Do colleges keep parents informed of their child's academic progress?
College students are young adults. Most students are also over the age of 18, which means they are "legally" adults who assume full responsibility for their own lives, including their educations. It's up to students whether or not they share their academic progress with their families. Colleges don't send grades to parents or otherwise keep parents apprised of their student's educational progress, even if the parents are financing or contributing to the cost of that education.
This can make parents uncomfortable. How can they be sure their student is doing well? What if he is flunking out? What if she dropped most of her classes, joined the circus, and is keeping it a secret?
There are definitely scary stories out there about parents who believed their kid was doing perfectly well in college until she came home at the end of term and finally admitted that she had been placed on academic probation or had already been kicked out of school. For better or worse, it's up to the kid to decide what and how much he tells his family about his academic progress. The good news is that, even in the worst academic probation or dismissal cases, there are still ways for kids to complete a college education. It's never the end of the world.

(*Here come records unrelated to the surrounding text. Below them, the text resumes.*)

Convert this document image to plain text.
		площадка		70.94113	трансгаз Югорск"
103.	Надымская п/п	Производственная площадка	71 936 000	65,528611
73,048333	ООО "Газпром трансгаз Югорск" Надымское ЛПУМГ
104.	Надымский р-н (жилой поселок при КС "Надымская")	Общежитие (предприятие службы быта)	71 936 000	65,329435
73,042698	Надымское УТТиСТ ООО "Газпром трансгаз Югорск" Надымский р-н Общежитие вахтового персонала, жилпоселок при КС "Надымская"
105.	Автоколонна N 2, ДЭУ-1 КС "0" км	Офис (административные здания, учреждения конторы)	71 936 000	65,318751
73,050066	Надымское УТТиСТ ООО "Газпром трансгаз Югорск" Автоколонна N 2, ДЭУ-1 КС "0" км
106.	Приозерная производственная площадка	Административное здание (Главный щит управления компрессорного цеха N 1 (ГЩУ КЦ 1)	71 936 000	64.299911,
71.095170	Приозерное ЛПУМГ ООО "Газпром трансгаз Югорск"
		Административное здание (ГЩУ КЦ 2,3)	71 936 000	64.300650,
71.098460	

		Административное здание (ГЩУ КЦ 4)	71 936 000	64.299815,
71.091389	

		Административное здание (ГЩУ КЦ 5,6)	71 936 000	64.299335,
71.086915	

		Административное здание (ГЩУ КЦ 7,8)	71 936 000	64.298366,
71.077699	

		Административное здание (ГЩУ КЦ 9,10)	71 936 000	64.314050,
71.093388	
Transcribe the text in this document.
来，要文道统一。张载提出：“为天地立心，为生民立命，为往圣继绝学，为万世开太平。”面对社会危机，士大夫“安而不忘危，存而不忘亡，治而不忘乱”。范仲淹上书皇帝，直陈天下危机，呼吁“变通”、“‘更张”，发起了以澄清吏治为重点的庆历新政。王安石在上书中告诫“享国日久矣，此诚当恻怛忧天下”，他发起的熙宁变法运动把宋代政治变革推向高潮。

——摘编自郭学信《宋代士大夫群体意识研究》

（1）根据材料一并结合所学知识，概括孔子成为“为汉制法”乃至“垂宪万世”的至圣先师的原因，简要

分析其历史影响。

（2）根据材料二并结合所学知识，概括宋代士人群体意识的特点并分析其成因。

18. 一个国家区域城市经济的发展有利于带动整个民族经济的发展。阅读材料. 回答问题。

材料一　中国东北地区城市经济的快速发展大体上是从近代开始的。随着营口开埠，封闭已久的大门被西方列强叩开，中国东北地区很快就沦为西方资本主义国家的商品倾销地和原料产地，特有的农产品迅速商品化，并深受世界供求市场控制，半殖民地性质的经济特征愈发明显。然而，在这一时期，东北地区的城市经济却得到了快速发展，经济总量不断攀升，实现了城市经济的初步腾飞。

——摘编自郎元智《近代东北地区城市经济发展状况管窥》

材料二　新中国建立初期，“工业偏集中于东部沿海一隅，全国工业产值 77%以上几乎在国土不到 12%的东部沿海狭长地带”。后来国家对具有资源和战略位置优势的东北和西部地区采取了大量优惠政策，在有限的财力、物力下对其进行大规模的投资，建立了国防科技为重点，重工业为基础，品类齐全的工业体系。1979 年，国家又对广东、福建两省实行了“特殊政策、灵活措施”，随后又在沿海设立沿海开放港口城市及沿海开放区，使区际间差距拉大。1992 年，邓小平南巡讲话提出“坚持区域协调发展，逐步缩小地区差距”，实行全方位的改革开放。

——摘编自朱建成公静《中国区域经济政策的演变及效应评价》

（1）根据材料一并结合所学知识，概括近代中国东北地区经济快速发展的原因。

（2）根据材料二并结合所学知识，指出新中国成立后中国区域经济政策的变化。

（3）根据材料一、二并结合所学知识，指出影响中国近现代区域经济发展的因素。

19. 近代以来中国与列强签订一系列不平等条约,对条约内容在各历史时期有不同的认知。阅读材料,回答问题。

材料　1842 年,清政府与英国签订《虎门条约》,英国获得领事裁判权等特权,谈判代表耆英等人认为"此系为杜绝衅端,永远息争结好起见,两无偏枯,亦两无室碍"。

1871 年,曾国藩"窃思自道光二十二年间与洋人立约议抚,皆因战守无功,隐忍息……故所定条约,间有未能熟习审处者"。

Parents who want to know how their student is doing in college should ask him or her. They'll get more honest, valuable information if they've established a supportive and trusting relationship with their student when it comes to academic matters. Kids don't want to disappoint their parents, and if things are rough, they might not let mom and dad know right away. But they're more likely to do so before the situation becomes dire if they know their parents will ultimately be supportive and will try to help them resolve academic challenges in a constructive way that is satisfactory to everyone involved.